Kegels zijn een belangrijk element voor dennenbomen. Aan een boom verschijnen zowel vrouwelijke als mannelijke kegels. De mannelijke kegels zijn meestal 1-5 cm lang, terwijl de vrouwelijke kegels 3-60 cm lang zijn. De vrouwelijke kegels produceren zaden, terwijl de mannelijke kegels stuifmeel laten vallen. Het stuifmeel wordt door de zwaartekracht of de wind naar de vrouwelijke kegels gebracht en bevrucht daar de zaden. De zaden zijn gevleugeld en worden verspreid door de wind en door dieren die deze zaden opeten.
Pijnbomen produceren hars dat uit de gewonde schors vloeit. Helaas is hars zeer ontvlambaar en vergemakkelijkt het de verspreiding van de bosbrand.
Dennen behoren tot de commercieel belangrijkste boomsoorten die over de hele wereld worden gewaardeerd om hun hout en houtpulp.

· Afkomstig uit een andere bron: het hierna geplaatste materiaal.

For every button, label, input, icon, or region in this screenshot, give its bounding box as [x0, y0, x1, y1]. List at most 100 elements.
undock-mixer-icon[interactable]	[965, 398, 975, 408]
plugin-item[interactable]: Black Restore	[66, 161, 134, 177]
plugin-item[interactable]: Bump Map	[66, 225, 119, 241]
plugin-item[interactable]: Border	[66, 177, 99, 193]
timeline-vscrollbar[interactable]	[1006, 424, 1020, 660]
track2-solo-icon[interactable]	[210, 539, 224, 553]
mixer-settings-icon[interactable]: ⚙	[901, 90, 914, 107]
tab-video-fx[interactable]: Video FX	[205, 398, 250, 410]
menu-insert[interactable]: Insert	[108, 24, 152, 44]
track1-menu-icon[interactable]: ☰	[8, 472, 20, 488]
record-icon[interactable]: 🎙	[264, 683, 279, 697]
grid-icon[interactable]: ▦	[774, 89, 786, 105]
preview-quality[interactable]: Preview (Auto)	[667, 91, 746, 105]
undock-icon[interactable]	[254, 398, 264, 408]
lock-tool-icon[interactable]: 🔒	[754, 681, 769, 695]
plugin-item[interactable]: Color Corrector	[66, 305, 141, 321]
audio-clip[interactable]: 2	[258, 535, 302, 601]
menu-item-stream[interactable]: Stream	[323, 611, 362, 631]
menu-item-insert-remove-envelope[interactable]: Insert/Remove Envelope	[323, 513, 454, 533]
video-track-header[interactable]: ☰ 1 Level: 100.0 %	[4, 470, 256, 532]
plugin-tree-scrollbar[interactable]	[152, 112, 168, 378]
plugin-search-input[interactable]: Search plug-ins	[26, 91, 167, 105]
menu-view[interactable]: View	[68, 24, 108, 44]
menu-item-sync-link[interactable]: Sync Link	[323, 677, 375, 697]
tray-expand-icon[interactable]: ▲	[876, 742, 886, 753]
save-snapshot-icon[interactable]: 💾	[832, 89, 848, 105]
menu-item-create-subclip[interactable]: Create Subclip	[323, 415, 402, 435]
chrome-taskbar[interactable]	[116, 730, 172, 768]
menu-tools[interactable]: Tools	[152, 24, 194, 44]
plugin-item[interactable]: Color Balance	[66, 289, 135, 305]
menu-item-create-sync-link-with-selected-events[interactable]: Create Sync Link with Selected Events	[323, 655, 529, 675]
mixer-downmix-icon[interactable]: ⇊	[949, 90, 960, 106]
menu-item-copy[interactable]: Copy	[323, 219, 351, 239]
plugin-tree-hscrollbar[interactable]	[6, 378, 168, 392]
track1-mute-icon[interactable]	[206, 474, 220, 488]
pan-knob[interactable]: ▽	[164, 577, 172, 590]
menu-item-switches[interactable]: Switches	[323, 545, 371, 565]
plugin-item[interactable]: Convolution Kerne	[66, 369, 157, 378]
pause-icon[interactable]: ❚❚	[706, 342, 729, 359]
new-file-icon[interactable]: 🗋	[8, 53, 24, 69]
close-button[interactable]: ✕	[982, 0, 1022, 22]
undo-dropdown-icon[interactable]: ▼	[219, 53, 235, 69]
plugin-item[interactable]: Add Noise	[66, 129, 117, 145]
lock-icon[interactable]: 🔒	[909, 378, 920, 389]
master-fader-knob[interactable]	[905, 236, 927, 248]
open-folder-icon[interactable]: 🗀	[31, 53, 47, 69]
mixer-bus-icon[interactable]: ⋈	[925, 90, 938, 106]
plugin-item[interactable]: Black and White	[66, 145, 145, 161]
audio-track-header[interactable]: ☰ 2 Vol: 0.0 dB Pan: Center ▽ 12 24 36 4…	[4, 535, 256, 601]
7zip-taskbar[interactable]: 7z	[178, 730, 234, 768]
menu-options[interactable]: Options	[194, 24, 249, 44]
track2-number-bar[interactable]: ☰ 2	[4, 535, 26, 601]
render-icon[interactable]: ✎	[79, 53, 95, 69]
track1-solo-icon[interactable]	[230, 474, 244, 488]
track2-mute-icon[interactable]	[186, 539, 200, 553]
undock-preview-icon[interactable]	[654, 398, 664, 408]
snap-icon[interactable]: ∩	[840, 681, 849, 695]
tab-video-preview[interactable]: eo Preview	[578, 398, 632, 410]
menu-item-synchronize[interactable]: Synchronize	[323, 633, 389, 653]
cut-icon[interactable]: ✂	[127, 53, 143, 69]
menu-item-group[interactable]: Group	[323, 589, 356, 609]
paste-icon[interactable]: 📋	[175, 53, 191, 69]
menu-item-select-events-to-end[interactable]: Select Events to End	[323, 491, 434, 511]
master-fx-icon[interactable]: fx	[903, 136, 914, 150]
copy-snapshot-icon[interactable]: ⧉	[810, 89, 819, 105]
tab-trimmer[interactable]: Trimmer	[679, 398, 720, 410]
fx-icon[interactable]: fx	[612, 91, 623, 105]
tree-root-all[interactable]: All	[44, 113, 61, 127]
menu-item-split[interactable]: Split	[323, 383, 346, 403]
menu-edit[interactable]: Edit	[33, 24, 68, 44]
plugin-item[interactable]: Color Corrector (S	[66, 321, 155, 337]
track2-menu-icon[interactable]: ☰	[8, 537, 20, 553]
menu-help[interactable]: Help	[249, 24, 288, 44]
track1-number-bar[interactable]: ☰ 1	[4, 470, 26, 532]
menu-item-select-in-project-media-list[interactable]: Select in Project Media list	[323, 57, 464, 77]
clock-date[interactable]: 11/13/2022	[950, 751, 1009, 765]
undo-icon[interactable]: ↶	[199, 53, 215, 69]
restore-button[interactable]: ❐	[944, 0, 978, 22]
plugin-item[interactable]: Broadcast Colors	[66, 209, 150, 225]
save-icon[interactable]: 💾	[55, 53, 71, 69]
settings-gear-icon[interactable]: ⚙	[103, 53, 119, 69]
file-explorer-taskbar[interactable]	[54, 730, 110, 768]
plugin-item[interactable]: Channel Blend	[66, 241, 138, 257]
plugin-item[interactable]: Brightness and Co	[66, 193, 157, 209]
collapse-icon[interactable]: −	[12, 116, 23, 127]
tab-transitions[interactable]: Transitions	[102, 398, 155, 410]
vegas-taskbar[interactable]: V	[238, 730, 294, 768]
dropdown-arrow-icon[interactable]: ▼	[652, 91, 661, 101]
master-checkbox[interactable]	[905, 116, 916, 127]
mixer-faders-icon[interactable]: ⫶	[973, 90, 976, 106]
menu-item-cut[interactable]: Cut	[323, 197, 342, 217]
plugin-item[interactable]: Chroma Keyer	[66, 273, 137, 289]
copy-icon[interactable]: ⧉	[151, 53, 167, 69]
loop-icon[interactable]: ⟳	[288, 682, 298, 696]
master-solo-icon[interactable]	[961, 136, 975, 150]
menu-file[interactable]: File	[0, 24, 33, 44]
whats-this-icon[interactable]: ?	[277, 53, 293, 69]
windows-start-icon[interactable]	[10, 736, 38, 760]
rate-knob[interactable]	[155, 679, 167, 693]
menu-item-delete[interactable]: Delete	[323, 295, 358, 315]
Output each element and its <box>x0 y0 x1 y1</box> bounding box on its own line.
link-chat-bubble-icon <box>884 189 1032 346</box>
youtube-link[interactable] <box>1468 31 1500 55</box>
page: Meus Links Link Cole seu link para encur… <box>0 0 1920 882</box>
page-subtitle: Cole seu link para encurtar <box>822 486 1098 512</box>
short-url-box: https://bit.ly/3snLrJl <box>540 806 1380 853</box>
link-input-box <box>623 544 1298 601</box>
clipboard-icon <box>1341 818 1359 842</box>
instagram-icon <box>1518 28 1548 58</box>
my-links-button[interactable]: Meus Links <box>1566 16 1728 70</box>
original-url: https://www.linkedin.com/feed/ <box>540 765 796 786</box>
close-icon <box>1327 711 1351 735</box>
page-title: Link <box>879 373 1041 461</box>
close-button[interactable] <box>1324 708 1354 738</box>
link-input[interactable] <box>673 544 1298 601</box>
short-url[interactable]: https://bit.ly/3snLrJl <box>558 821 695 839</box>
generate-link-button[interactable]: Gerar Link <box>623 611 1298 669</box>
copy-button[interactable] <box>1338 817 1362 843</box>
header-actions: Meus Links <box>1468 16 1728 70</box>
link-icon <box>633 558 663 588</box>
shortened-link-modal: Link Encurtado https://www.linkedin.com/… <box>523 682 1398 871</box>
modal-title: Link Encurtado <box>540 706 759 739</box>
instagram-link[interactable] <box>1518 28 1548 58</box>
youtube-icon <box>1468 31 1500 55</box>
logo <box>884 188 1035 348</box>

Dennenplantages worden speciaal geteeld om hout te oogsten. Dennenaanplantingen kunnen na 30 jaar worden geoogst, waarbij sommige opstanden tot 50 jaar mogen uitgroeien (omdat de houtwaarde sneller toeneemt naarmate de bomen ouder worden).
Het hout van dennenbomen wordt gebruikt voor de vervaardiging van betimmeringen, raamkozijnen, vloeren, dakbedekking, meubels.
Pijnbomen worden ook commercieel geteeld en geoogst voor kerstbomen.
Sinds kerstbomen voor het eerst populair werden in het Duitsland van de 16e eeuw en internationaal in de 19e eeuw, zijn dennenbomen en andere evergreens de eerste keuze geweest. Hun takken zijn sterk genoeg om ornamenten, kaarsen en lichtjes te dragen en hun geur is rustgevend voor iedereen die een kamer binnenloopt waar de boom staat.
Vele dennensoorten vormen aantrekkelijke sierbeplantingen voor parken en grotere tuinen, waarbij een verscheidenheid aan dwergcultivars geschikt is voor kleinere ruimtes.
Pijnbomen spelen een belangrijke rol in het geloof en de legenden van veel Indianen en First Nations-volkeren. Voor veel inheemse volken is de dennenboom een symbool van wijsheid en een lang leven. Voor anderen zijn de naalden en het sap een medicijn dat mensen beschermt tegen ziektes, hekserij, en meer.
Sommige soorten hebben grote zaden, pijnboompitten genoemd, die worden geoogst en verkocht om te koken en te bakken. Pijnboompitten zijn een belangrijke bron van aminozuren en eiwitten, waardoor ze zeer voedzaam zijn.
Een thee die wordt gemaakt door jonge, groene dennennaalden in kokend water te laten trekken (in Zweden bekend als “tallstrunt”) is rijk aan vitamine A en C.
De dennenboom verspreidt een sterke dennengeur wanneer hij wordt gestoord of oververhit.